Question

An article in knee surgery sports traumatol arthrosc 'effect of provider volume on resource utilization for surgical procedures' (2005, vol. 13, pp. 273–279) showed a mean time of 129 minutes and a standard deviation of 14 minutes for acl reconstruction surgery at high-volume hospitals (with more than 300 such surgeries per year).

(a) What is the probability that your acl surgery at a high-volume hospital requires a time more than two standard deviations above the mean?
(b) What is the probability that your acl surgery at a high-volume hospital is completed in less than 100 minutes?
(c) The probability of a completed acl surgery at a high-volume hospital is equal to 95?

Answer 1

To find the probability that the ACL surgery at a high-volume hospital requires a time more than two standard deviations above the mean, calculate the z-score and use a standard normal distribution table or calculator. The probability is approximately 0.0228. To find the probability that the ACL surgery at a high-volume hospital is completed in less than 100 minutes, calculate the z-score and use a standard normal distribution table or calculator. The probability is approximately 0.019. The probability of a completed ACL surgery at a high-volume hospital taking 153.13 minutes or less is equal to 95%.

Step-by-step explanation:

To solve this problem, we need to use the properties of the normal distribution. First, let's calculate the z-score for two standard deviations above the mean:

z = (x - μ) / σ

where x is the observation, μ is the mean, and σ is the standard deviation. In this case, x = μ + 2σ = 129 + 2(14) = 157 minutes:

z = (157 - 129) / 14 = 2

Next, we use a standard normal distribution table or calculator to find the probability associated with a z-score of 2. The probability of a value being greater than two standard deviations above the mean is approximately 0.0228.

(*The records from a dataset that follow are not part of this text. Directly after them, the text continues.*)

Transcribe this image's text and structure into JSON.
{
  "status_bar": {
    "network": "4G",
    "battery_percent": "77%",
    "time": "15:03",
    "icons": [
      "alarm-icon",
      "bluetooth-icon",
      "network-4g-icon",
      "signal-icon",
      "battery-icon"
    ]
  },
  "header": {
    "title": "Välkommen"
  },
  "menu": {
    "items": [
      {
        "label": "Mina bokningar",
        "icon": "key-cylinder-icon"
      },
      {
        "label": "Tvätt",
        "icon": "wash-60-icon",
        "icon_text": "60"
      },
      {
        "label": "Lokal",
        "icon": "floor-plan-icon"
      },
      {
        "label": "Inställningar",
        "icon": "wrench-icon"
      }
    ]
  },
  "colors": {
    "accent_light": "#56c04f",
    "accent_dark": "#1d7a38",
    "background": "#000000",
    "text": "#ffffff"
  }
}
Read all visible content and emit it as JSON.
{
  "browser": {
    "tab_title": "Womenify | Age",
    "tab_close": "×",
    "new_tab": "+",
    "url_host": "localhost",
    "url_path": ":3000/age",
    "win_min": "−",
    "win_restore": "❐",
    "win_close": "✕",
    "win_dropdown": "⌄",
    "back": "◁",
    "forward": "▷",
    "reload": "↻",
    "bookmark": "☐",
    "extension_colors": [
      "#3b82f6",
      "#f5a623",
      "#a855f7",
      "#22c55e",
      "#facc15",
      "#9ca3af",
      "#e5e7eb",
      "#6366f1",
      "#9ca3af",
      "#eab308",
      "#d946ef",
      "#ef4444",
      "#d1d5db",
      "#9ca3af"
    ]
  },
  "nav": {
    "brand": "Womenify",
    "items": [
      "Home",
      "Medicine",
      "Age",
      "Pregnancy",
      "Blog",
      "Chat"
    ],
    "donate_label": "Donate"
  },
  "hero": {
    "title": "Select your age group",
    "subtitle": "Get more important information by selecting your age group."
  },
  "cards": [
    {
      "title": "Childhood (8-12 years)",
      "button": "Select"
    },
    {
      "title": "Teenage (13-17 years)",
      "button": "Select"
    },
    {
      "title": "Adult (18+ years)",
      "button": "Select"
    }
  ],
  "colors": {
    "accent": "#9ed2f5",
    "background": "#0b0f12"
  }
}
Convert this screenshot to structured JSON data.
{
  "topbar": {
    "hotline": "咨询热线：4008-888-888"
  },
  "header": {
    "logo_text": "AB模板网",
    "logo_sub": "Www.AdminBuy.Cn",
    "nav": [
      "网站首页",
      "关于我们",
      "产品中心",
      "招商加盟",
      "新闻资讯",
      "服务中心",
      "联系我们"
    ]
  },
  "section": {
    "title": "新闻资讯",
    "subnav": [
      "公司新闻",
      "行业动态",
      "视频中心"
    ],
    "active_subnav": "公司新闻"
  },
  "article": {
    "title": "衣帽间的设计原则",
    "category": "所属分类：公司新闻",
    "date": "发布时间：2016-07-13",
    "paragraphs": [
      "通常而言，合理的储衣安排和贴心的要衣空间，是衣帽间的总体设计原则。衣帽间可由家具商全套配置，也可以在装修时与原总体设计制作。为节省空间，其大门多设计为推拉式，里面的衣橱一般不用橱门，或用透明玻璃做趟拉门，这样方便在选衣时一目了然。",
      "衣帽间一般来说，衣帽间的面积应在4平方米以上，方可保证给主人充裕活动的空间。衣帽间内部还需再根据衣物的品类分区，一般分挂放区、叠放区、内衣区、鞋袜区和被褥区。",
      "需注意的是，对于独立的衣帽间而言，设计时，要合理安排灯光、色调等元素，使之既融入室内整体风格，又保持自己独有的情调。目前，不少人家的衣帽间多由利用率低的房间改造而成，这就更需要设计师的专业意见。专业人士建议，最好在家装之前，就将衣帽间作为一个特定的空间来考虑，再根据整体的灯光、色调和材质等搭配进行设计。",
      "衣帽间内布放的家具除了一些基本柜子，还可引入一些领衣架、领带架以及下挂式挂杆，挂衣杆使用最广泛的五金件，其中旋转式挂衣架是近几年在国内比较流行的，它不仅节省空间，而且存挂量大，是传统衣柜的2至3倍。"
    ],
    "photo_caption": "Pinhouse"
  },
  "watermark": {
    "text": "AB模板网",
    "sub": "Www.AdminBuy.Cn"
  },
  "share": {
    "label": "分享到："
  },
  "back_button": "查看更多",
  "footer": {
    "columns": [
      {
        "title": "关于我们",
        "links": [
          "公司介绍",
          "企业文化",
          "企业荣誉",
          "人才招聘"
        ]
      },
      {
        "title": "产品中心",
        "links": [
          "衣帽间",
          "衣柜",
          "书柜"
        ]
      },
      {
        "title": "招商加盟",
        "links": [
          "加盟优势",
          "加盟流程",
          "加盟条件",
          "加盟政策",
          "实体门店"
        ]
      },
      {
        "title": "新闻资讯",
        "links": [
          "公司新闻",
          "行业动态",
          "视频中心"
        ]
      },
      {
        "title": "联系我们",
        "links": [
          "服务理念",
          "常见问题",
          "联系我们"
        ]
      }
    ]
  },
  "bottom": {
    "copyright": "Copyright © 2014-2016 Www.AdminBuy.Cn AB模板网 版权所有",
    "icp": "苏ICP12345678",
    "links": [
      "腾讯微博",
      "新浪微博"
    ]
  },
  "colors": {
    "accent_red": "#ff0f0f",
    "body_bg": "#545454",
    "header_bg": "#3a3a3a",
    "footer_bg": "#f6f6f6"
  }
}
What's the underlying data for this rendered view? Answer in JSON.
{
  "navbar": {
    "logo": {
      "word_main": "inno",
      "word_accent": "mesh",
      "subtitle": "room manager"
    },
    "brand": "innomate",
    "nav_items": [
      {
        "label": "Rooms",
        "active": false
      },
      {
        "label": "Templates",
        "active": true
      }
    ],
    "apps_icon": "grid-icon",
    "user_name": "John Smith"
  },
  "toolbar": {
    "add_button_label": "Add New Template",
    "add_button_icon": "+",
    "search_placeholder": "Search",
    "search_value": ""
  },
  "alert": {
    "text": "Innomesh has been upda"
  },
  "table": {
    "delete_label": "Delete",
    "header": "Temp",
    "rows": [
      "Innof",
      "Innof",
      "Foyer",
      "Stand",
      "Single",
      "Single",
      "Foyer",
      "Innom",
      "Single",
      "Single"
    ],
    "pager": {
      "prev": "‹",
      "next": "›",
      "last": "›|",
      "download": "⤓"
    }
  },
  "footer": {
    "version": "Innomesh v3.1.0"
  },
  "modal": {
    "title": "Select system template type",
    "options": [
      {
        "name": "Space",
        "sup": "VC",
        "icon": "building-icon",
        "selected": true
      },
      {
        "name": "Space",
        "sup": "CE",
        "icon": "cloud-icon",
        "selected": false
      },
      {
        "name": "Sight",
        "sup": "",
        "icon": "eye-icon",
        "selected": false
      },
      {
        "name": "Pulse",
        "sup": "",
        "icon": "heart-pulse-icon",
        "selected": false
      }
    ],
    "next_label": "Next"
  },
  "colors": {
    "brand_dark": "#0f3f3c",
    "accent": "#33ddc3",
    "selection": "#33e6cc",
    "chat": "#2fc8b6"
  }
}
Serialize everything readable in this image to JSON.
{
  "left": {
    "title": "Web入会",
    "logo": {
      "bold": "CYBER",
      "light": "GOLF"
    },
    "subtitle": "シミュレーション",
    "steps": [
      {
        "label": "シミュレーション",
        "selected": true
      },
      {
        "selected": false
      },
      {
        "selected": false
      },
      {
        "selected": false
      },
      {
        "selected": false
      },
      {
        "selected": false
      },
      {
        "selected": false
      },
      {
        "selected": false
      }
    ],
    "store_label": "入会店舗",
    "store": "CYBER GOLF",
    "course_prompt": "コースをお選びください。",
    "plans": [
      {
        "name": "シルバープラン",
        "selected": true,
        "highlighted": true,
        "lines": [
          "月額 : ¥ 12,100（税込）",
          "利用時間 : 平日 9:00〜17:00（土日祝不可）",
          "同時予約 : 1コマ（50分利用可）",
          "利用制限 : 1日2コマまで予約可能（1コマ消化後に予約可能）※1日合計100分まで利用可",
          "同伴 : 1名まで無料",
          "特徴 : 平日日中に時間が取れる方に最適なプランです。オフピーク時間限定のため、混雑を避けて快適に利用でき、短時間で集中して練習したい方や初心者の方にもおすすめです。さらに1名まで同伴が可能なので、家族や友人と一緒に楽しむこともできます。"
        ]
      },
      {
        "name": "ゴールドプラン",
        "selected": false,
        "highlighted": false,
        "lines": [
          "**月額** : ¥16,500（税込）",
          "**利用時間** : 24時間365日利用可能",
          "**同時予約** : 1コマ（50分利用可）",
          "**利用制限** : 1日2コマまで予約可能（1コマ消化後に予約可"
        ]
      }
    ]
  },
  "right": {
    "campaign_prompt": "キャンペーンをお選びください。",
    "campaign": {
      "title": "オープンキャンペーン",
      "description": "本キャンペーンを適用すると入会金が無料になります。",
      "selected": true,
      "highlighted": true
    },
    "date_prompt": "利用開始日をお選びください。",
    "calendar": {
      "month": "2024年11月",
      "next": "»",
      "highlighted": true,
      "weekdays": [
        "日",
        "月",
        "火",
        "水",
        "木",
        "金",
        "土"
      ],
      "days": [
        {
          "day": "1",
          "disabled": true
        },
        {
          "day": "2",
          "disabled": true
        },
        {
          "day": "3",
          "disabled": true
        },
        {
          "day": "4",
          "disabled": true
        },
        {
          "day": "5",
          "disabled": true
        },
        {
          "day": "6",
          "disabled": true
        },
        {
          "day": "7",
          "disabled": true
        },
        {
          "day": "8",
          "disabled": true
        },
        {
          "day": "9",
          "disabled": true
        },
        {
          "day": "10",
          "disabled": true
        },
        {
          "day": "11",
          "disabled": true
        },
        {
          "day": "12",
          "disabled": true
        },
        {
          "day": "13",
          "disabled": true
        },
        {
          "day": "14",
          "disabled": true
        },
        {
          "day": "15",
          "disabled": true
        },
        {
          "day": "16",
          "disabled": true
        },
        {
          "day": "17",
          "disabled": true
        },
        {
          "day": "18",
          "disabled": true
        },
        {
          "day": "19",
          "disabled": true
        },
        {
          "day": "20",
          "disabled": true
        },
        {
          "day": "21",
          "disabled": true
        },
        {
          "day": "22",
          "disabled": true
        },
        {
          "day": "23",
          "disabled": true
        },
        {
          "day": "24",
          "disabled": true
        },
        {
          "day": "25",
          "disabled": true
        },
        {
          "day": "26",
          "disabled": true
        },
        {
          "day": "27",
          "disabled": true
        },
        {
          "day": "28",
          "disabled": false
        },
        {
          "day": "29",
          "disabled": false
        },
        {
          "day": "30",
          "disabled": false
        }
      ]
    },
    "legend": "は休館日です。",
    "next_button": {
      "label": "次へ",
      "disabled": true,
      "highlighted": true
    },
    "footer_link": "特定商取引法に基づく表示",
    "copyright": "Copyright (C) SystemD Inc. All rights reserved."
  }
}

For part (b), we need to calculate the z-score for a time of 100 minutes:

z = (100 - 129) / 14 = -2.07

The probability of a value being less than 100 minutes can be found using the standard normal distribution table or calculator. The probability is approximately 0.019.

For part (c), we can use the z-score formula again to find the value of x that corresponds to a probability of 95%, which is located in the right tail of the distribution:

z = (x - 129) / 14

Using a standard normal distribution table or calculator, we find that the z-score for a probability of 95% is approximately 1.645. Substituting this value back into the equation:

1.645 = (x - 129) / 14

x - 129 = 1.645 * 14

x = 129 + 1.645 * 14

x ≈ 153.13

Therefore, the probability of a completed ACL surgery at a high-volume hospital taking 153.13 minutes or less is equal to 95%.